The control submodule（5c）Corresponding control signal is generated based on the shock degree, and is exported to the human-computer interaction Module（6）, the control submodule（5c）With human-computer interaction module（6）Connection.

5. haemorrhagic shock severity human blood glucose device according to any one of claims 1 to 3, it is characterised in that： The flesh oxygen saturation detection module（4）Using near infrared light spectrum sensor, including spectral detector and two groups of near infrared light light Source；One group of the near infrared light light source is closer apart from spectral detector, and another group farther out, to emit near infrared light；The light Spectrum detector is for acquiring the reflectance spectrum for carrying out self-organizing.

6. haemorrhagic shock severity human blood glucose device according to any one of claims 1 to 3, it is characterised in that： The pulse wave detection module（2）For pulse wave sensor.

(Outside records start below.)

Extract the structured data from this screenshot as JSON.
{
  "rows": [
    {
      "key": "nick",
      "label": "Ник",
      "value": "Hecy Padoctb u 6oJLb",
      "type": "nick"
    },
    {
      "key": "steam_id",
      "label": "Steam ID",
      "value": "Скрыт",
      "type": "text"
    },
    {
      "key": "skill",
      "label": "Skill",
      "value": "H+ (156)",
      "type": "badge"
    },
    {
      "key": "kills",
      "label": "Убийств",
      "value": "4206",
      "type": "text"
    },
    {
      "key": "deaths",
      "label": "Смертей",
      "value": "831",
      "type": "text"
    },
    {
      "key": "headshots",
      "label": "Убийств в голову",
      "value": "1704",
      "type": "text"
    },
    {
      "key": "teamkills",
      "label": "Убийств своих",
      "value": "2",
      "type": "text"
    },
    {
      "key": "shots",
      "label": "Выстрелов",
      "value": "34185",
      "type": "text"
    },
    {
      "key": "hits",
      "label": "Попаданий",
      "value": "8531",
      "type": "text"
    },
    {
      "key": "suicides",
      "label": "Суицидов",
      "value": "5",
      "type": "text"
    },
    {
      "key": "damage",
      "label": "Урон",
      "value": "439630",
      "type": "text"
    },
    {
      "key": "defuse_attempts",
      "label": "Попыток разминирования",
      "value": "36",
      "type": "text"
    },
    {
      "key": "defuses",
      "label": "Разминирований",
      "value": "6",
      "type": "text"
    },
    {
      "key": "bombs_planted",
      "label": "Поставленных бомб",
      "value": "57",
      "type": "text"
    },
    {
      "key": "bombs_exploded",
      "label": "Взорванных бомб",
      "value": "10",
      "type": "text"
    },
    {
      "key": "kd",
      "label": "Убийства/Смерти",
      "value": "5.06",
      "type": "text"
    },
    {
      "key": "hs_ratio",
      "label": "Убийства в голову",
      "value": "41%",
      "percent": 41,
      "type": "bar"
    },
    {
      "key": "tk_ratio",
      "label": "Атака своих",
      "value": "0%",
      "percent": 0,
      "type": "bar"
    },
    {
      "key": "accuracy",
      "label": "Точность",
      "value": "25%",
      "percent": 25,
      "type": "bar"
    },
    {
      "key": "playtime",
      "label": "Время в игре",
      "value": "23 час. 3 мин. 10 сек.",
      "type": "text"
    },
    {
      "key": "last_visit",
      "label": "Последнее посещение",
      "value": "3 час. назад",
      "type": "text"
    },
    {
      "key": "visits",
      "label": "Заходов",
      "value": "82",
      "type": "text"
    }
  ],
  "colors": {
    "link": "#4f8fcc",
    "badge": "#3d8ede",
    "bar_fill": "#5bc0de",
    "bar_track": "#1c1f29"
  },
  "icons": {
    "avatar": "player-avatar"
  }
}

7. haemorrhagic shock severity human blood glucose device according to claim 3, it is characterised in that：It is described man-machine Interactive module（6）Including display（6a）, indicator light（6b）, voice module（6c）, keyboard（6d）And data transmission interface（6e）；

The keyboard（6d）For parameter and threshold value to be arranged and is sent to the microprocessor module（5）, the threshold value includes arteries and veins Fight the alarm threshold value of amplitude of wave form aberration rate, the alarm threshold value of flesh oxygen saturation, tissue carbon dioxide partial pressure data warning level One of alarm threshold value of value and shock degree is a variety of；

The display（6a）It receives and comes from the microprocessor module（5）Data and display, wherein the data of display include Pulse waveform and its amplitude-variation rate score, the waveform of flesh oxygen saturation and numerical value, tissue carbon dioxide partial pressure waveform and One of numerical value of data and shock degree is a variety of；

The indicator light（6b）It receives and comes from the microprocessor module（5）Signal and instruction；

The voice module（6c）It receives and comes from the microprocessor module（5）Signal, output audio signal is to raising after processing Sound device, wherein the audio signal includes warning message, the pulse that sensor is detached from warning message, shock degree exceeds threshold value Warning message, flesh oxygen saturation of the amplitude of wave form aberration rate beyond threshold value warning message, tissue carbon dioxide point beyond threshold value One of the warning message of pressure beyond threshold value is a variety of；

The data transmission interface（6e）For the microprocessor module（5）Data are transmitted between peripheral equipment.